The leg of an isosceles triangle; given base and area

Question

The area of an isosceles triangle $\triangle ABC$ with base $AB=2c$ is $S.$ Find the leg of the triangle.

Let $AC=BC$ and $CH$ and $BP$ be the altitudes through $C$ and $B$, respectively.
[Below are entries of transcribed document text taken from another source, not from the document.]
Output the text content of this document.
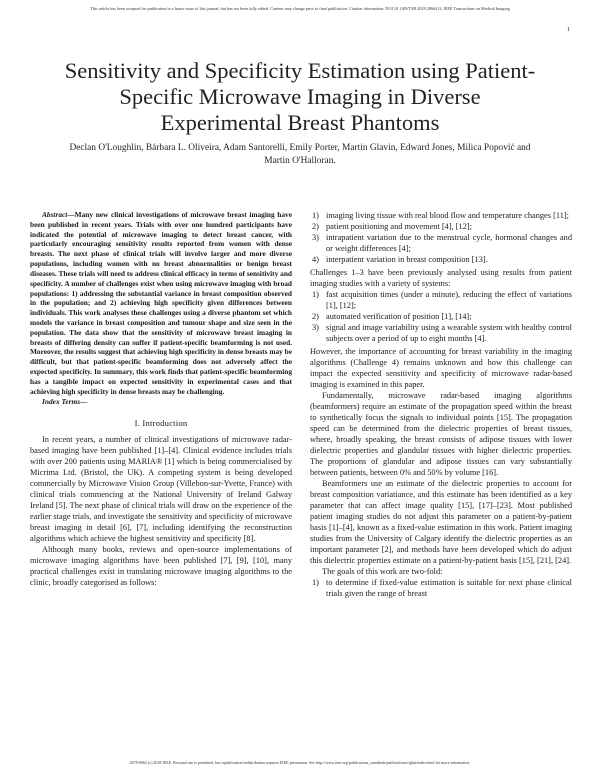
This article has been accepted for publication in a future issue of this journal, but has not been fully edited. Content may change prior to final publication. Citation information: DOI 10.1109/TMI.2018.2866413, IEEE Transactions on Medical Imaging
1
Sensitivity and Specificity Estimation using Patient-Specific Microwave Imaging in Diverse Experimental Breast Phantoms
Declan O'Loughlin, Bárbara L. Oliveira, Adam Santorelli, Emily Porter, Martin Glavin, Edward Jones, Milica Popović and Martin O'Halloran.

Abstract—Many new clinical investigations of microwave breast imaging have been published in recent years. Trials with over one hundred participants have indicated the potential of microwave imaging to detect breast cancer, with particularly encouraging sensitivity results reported from women with dense breasts. The next phase of clinical trials will involve larger and more diverse populations, including women with no breast abnormalities or benign breast diseases. These trials will need to address clinical efficacy in terms of sensitivity and specificity. A number of challenges exist when using microwave imaging with broad populations: 1) addressing the substantial variance in breast composition observed in the population; and 2) achieving high specificity given differences between individuals. This work analyses these challenges using a diverse phantom set which models the variance in breast composition and tumour shape and size seen in the population. The data show that the sensitivity of microwave breast imaging in breasts of differing density can suffer if patient-specific beamforming is not used. Moreover, the results suggest that achieving high specificity in dense breasts may be difficult, but that patient-specific beamforming does not adversely affect the expected specificity. In summary, this work finds that patient-specific beamforming has a tangible impact on expected sensitivity in experimental cases and that achieving high specificity in dense breasts may be challenging.

Index Terms—

I. Introduction

In recent years, a number of clinical investigations of microwave radar-based imaging have been published [1]–[4]. Clinical evidence includes trials with over 200 patients using MARIA® [1] which is being commercialised by Micrima Ltd. (Bristol, the UK). A competing system is being developed commercially by Microwave Vision Group (Villebon-sur-Yvette, France) with clinical trials commencing at the National University of Ireland Galway Ireland [5]. The next phase of clinical trials will draw on the experience of the earlier stage trials, and investigate the sensitivity and specificity of microwave breast imaging in detail [6], [7], including identifying the reconstruction algorithms which achieve the highest sensitivity and specificity [8].

Although many books, reviews and open-source implementations of microwave imaging algorithms have been published [7], [9], [10], many practical challenges exist in translating microwave imaging algorithms to the clinic, broadly categorised as follows:

1) imaging living tissue with real blood flow and temperature changes [11];
2) patient positioning and movement [4], [12];
3) intrapatient variation due to the menstrual cycle, hormonal changes and or weight differences [4];
4) interpatient variation in breast composition [13].

Challenges 1–3 have been previously analysed using results from patient imaging studies with a variety of systems:

1) fast acquisition times (under a minute), reducing the effect of variations [1], [12];
2) automated verification of position [1], [14];
3) signal and image variability using a wearable system with healthy control subjects over a period of up to eight months [4].

However, the importance of accounting for breast variability in the imaging algorithms (Challenge 4) remains unknown and how this challenge can impact the expected sensitivity and specificity of microwave radar-based imaging is examined in this paper.

Fundamentally, microwave radar-based imaging algorithms (beamformers) require an estimate of the propagation speed within the breast to synthetically focus the signals to individual points [15]. The propagation speed can be determined from the dielectric properties of breast tissues, where, broadly speaking, the breast consists of adipose tissues with lower dielectric properties and glandular tissues with higher dielectric properties. The proportions of glandular and adipose tissues can vary substantially between patients, between 0% and 50% by volume [16].

Beamformers use an estimate of the dielectric properties to account for breast composition variatiance, and this estimate has been identified as a key parameter that can affect image quality [15], [17]–[23]. Most published patient imaging studies do not adjust this parameter on a patient-by-patient basis [1]–[4], known as a fixed-value estimation in this work. Patient imaging studies from the University of Calgary identify the dielectric properties as an important parameter [2], and methods have been developed which do adjust this dielectric properties estimate on a patient-by-patient basis [15], [21], [24].

The goals of this work are two-fold:

1) to determine if fixed-value estimation is suitable for next phase clinical trials given the range of breast
0278-0062 (c) 2018 IEEE. Personal use is permitted, but republication/redistribution requires IEEE permission. See http://www.ieee.org/publications_standards/publications/rights/index.html for more information.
I am not sure how to approach the problem. The area of the triangle is $S_{\triangle ABC}=\dfrac{AB.CH}{2}=\dfrac{AC.BP}{2}.$ What next?

Answer 1

Remember the definition of a right angle and the perpendicular bisector is that the perpendicular bisector of $AB$ is all the points $x$ so that $Ax = Bx$ and a right angle with vertex $M$ is one so that if $A,M,B$ are colinear with $AM = BM$ and $M$ between $A$ and $B$ then $\angle AMC$ is a right angle if and only if $AC = BC$.

So as the legs, $AC$ and $BC$ of an isosceles triangle are equal, then $C$ is on the perpendicular bisector of $AB$ and if $M$ is the midpoint of $AB$ then $\triangle AMC$ and $\triangle BMC$ are two congruent right triangles.
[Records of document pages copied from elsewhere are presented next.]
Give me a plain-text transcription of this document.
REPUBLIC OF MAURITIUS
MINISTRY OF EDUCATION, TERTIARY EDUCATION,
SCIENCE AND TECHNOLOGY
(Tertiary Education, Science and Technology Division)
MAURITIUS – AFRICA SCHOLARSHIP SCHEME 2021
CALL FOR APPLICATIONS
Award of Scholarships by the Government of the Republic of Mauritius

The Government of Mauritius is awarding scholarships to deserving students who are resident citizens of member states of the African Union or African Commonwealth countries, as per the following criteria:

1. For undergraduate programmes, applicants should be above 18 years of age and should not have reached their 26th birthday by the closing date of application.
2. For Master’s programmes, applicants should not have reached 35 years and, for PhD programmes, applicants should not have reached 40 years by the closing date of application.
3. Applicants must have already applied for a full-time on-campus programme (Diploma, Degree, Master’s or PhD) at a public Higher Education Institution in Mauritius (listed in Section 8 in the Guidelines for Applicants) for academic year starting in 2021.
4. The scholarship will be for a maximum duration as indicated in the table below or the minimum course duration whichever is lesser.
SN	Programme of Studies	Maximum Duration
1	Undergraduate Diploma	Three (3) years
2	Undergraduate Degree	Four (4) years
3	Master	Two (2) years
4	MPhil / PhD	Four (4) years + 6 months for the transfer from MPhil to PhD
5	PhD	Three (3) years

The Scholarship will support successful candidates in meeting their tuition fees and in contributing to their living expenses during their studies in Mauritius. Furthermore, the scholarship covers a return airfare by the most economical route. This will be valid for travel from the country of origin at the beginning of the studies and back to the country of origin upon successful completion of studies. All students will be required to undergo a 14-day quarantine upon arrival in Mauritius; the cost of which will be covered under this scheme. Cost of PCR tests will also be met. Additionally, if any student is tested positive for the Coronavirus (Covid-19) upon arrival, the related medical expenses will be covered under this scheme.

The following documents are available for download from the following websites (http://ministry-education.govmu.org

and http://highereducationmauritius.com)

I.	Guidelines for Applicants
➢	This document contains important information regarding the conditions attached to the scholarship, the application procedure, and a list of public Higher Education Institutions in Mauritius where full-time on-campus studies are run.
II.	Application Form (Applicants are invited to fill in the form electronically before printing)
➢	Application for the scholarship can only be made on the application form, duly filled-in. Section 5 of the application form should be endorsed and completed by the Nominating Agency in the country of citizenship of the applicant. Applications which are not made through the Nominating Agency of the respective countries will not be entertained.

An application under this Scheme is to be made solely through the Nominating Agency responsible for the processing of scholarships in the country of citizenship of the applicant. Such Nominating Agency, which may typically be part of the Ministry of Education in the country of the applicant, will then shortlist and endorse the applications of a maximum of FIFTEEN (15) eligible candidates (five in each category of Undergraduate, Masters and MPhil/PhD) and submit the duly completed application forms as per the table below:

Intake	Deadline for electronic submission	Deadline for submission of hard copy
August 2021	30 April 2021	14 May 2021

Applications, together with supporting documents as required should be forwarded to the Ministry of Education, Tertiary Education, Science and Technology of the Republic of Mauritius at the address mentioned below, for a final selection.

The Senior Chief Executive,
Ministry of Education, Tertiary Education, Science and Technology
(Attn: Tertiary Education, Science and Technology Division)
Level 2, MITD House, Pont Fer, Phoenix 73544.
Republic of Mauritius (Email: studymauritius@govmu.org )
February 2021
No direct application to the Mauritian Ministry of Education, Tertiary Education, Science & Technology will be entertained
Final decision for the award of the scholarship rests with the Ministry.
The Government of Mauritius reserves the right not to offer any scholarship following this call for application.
Use the Pythogorean Theorem to find $AC = BC$ via

$AC^2 = AM^2 + MC^2$

What is $AM$?

$AB = 2c$ so $AM = \frac 12 AB = \frac 12 2c = c$.

What is $MC$?

$MC$ is the height of $\triangle ABC$. The area of a triangle is $\frac 12 base*height = \frac 12 AB*MC$. The area of $\triangle ABC$ is $S$ and $AB =2c$ so $S = c*MC$. So $MC = \frac Sc$.

So what is $AC$?

$AC^2 = c^2 + (\frac Sc)^2$ so $AC =\sqrt{c^2 + (\frac Sc)^2}$.